Science Daily:  In fathering, peace-loving bonobos don't spread the love

There was a throwaway line which floated about for a while, who's your daddy, and it seems in this bonobo group they can point to one male to say, "He was."

I hadn't heard so much about bonobos as peaceful hippies but rather the ones with the greatest enthusiasm for sex in the world of primates.  Humans like to think we're so sexy but we're amateurs.


The findings show that the reproductive skew -- the extent to which a single male versus many males sires offspring -- is much higher among bonobos than it is in male-dominated and more aggressive chimpanzees. While the reasons behind that skew aren't yet entirely clear, the researchers suspect that it may come down to a tendency for many females to choose to mate with the same attractive male.

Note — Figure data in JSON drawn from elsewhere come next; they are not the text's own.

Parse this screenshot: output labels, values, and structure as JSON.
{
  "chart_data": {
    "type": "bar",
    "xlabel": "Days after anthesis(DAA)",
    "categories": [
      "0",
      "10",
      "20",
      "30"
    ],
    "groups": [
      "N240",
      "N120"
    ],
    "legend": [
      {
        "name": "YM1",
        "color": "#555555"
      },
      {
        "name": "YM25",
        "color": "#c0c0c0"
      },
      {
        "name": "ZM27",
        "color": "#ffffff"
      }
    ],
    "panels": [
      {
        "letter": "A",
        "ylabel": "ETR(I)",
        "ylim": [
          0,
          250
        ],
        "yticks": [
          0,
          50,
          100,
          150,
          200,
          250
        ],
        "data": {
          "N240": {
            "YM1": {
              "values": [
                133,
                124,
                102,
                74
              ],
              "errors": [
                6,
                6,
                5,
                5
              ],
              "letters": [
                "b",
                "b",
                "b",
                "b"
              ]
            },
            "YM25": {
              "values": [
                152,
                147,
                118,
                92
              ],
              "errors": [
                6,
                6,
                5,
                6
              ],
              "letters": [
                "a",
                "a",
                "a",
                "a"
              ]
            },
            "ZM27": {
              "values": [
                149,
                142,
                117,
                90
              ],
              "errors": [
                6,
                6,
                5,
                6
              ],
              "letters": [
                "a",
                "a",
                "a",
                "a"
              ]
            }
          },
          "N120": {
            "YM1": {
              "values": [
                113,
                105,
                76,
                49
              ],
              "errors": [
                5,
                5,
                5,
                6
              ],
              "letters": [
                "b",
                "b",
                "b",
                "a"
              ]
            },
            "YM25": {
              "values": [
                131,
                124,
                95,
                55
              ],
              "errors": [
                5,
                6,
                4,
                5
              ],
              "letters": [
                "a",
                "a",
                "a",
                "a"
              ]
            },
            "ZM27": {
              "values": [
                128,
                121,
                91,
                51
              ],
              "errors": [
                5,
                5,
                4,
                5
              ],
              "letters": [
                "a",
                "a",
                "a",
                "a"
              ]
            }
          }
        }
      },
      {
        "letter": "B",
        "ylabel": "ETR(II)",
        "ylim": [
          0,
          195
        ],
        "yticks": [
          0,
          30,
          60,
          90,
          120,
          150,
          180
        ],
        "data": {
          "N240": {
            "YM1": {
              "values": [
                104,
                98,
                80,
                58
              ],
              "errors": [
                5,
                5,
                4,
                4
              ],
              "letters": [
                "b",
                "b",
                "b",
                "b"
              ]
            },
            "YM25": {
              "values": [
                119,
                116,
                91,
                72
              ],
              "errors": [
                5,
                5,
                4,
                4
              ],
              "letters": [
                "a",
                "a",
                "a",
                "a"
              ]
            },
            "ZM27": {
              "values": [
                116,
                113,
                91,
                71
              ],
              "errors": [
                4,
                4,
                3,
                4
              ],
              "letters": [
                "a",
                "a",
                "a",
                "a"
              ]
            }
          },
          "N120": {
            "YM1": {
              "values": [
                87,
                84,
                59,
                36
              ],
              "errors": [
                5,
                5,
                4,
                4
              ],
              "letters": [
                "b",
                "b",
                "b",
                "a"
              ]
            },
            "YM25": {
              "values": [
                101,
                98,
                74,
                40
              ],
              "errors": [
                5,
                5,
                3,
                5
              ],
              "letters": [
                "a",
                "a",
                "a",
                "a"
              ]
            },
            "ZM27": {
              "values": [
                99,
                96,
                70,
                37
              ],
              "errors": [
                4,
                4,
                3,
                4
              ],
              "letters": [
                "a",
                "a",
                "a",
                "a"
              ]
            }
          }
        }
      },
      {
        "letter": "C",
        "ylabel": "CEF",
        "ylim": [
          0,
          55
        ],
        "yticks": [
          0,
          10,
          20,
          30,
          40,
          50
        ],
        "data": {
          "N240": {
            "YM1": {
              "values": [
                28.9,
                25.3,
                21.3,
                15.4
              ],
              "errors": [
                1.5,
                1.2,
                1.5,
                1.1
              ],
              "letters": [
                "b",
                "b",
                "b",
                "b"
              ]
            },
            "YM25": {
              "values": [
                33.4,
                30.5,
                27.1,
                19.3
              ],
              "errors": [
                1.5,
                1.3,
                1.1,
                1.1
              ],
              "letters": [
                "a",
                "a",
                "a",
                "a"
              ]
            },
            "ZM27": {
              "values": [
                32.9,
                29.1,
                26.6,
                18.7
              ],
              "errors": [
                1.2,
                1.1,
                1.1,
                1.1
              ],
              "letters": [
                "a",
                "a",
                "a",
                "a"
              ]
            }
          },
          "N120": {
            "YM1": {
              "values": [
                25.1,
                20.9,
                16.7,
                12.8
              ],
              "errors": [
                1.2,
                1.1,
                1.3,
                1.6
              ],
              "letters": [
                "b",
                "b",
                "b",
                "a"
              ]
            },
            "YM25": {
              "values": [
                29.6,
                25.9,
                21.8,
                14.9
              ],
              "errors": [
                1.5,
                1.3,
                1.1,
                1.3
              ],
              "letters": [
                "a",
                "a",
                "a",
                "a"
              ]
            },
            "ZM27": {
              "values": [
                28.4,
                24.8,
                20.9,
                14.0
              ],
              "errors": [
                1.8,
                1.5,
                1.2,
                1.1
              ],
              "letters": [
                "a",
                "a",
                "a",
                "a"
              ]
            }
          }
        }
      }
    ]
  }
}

"The funny thing under such a scenario would be that most of the females would have the same preference for Camillo, the alpha male and 'Brad Pitt' of the bonobos at our research site," says Martin Surbeck of the Max Planck Institute for Evolutionary Anthropology in Germany.

- SD

So there's the good news and the bad news, mates.  If you're hot like Brad Pitt among bonobos then you will meet lots of chicks but otherwise your life won't change all that much and you will still be drinking beer while you watch cage fights on TV.


Surbeck and colleagues, including Kevin Langergraber at Arizona State University's School of Human Evolution and Social Change and ASU's Institute of Human Origins, have a long-standing interest in bonobo society and particularly in the relationships between males and females. Bonobos are known for their friendly nature and lack of aggression. In that friendly setting, bonobo males often seem to invest in friendly relationships with particular females. The researchers wondered whether those "friendships" were leading to greater paternity success for those males.

- SD

Bonobo charm ... learn some of that, mates.


The researchers had hypothesized that bonobo females' freedom to choose their mates would mean a more balanced distribution of paternity amongst males in the group. But they found just the opposite. While more work is needed to explore the reasons behind that skew, the researchers say, "if female choice is the mechanisms behind our observation, all females seem to prefer more or less the same male."

- SD

Even in a peaceful and egalitarian world, the chicks all line up for the Big Kahuna, the Brad Pitt of the beach.


Ed:  are you heading up to a moral of the story?

Nooooo but there's more in the article for the interested student.

2 comments:

Anonymous said...

Pretty sure they are in the middle of the Monkey Selfie lawsuit
I hope they have a great legal team

Unknown said...

Making a career out of doing nothing is some kind of survival skill, I suppose. Twisted.